Faith Among The Disarray. Here is an insight from Matthew L. Skinner, Associate Professor of New Testament, Luther Seminary:
The most important detail to consider is the place Peter asks to go. He and his companions apparently have spent nearly the whole night struggling to get across the blasted lake before Jesus shows up near daybreak. It’s not a massive body of water, never more than seven miles across when traveling east-west. Yet they’ve not been able to traverse it, for the storm has “battered” or “thrashed” their boat. As for the churning sea, in their worldview it represents chaos and danger. Then they think they see a ghost.
It’s terror all around.
Fear erupts because they anticipate how the story will probably end. All night they have been threatened by the prospects of established boundaries being overrun. Water leaping up from its environs to pull down an entire boat. A ghost intruding into the realm of the living perhaps to claim new victims. Disciples left to die at the mercy of more powerful forces.
Then they realize: it’s Jesus, striding over the watery chaos.
So, why would Peter want to go out there? After all, Jesus himself is not exactly respecting the natural boundaries everyone is used to. There’s something scary about that, too.
I doubt Peter expects a walk on the sea will alleviate all his fears. Rather, his desire to join Jesus on the water expresses a desire for transcendence. He’s not trying to be Jesus, he’s trying to be with him. Peter wants to share Jesus’ unbounded place, to put himself beyond the forces and expectations that determine our usual existence, whether for better or for worse….
When Peter steps out of his boat, he enters a tumult. His motive isn’t to escape from threat, for he goes into a situation where the threats will now look different, into a place where Jesus is defying and reordering the assumed boundaries.
Isn’t this what history’s most faithful people have demonstrated? Not all of them were great believers, but they knew that if God might be encountered anywhere, God will be found in places where the regular delineations and predictable endings don’t apply as before. Sometimes incredibly turbulent places are also “thin places,” where God breaks through.

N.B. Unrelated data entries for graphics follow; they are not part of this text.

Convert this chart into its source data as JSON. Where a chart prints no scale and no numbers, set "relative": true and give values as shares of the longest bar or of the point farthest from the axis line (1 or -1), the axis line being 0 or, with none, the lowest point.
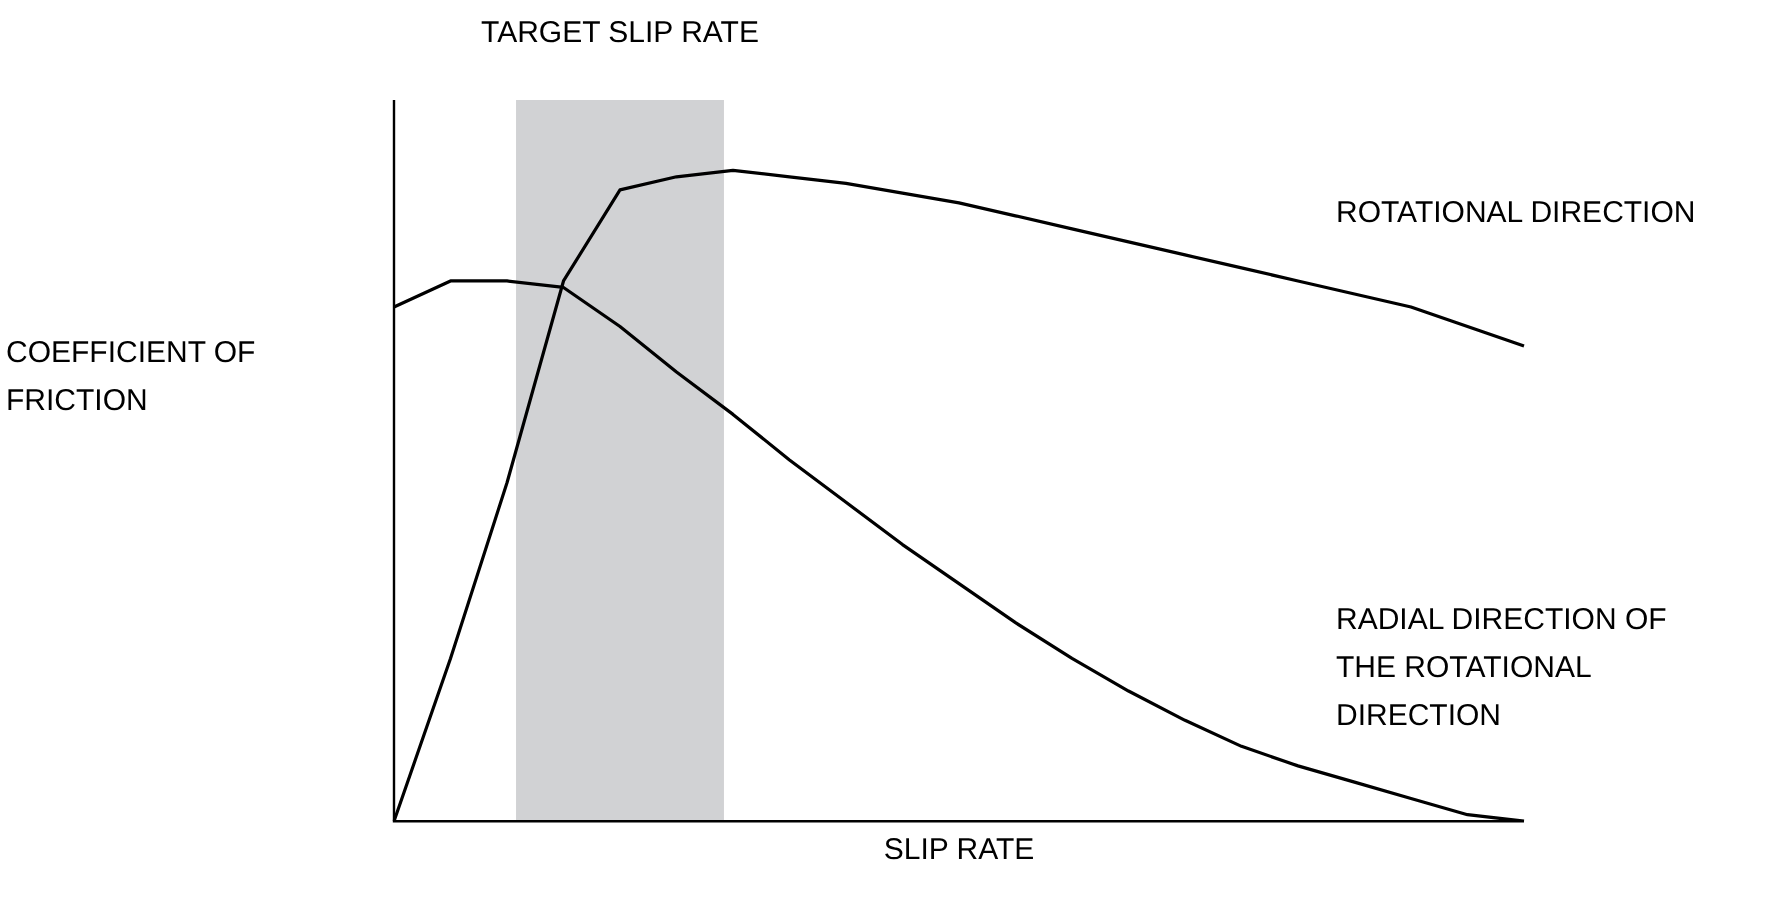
{
  "chart_data": {
    "type": "line",
    "relative": true,
    "xlabel": "SLIP RATE",
    "ylabel": "COEFFICIENT OF FRICTION",
    "categories": [
      null,
      null,
      null,
      null,
      null,
      null,
      null,
      null,
      null,
      null,
      null,
      null,
      null,
      null,
      null,
      null,
      null,
      null,
      null,
      null,
      null
    ],
    "legend": false,
    "marker": "none",
    "line_style": "solid",
    "annotations": [
      "TARGET SLIP RATE"
    ],
    "series": [
      {
        "name": "ROTATIONAL DIRECTION",
        "color": "#000000",
        "values": [
          0,
          0.25,
          0.52,
          0.83,
          0.97,
          0.99,
          1,
          0.99,
          0.98,
          0.965,
          0.95,
          0.93,
          0.91,
          0.89,
          0.87,
          0.85,
          0.83,
          0.81,
          0.79,
          0.76,
          0.73
        ]
      },
      {
        "name": "RADIAL DIRECTION OF THE ROTATIONAL DIRECTION",
        "color": "#000000",
        "values": [
          0.79,
          0.83,
          0.83,
          0.82,
          0.76,
          0.69,
          0.625,
          0.555,
          0.49,
          0.425,
          0.365,
          0.305,
          0.25,
          0.2,
          0.155,
          0.115,
          0.085,
          0.06,
          0.035,
          0.01,
          0
        ]
      }
    ]
  }
}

These heroes of faith find and illuminate God in settings where “the way things are” are reconfigured: where the poor receive support, the sick find comfort, and the oppressed enjoy dignity and freedom
Matthew 14:29 Peter got out of the boat and began to walk on the water toward Jesus: there are many small textual variations in the sources surrounding this one verse. The predominant and accepted understanding is that Peter got out of the boat, began to walk on the water, but after some success, ran into trouble and began to sink. The alternative readings, depending on the verb tense one discerns is being used, can also indicate that Peter intended to come to Jesus but sank from step one.

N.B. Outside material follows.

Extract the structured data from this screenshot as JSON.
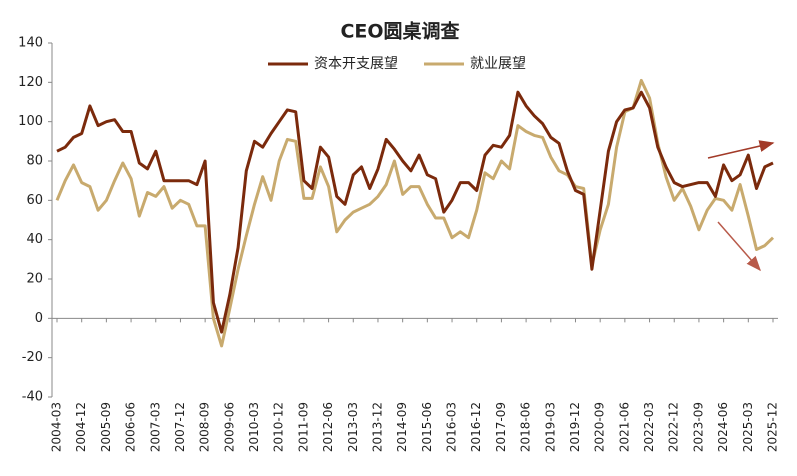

Matthew 14:31 little faith: oligopistia; of the six times the phrase occurs in the NT, five are in Matthew: 6:30 (par. Lk 12:28); 8:26; 14:31; 16:8; and 17:20). They are always descriptions of the disciples. Although Jesus calls attention to the fact that his disciples are people of little faith, he never indicates that there is anything that they can do about this. He doesn’t offer to increase their faith, nor does he give them any guidance as to what they might do to increase it themselves. One would think that if “little faith” is what’s holding these disciples back, them Jesus would tell them what to do about this problem. But he doesn’t. He points out their little faith as an explanation for why they are not making progress as quickly as they would like, but he never tells them how they can get more faith to remedy that situation.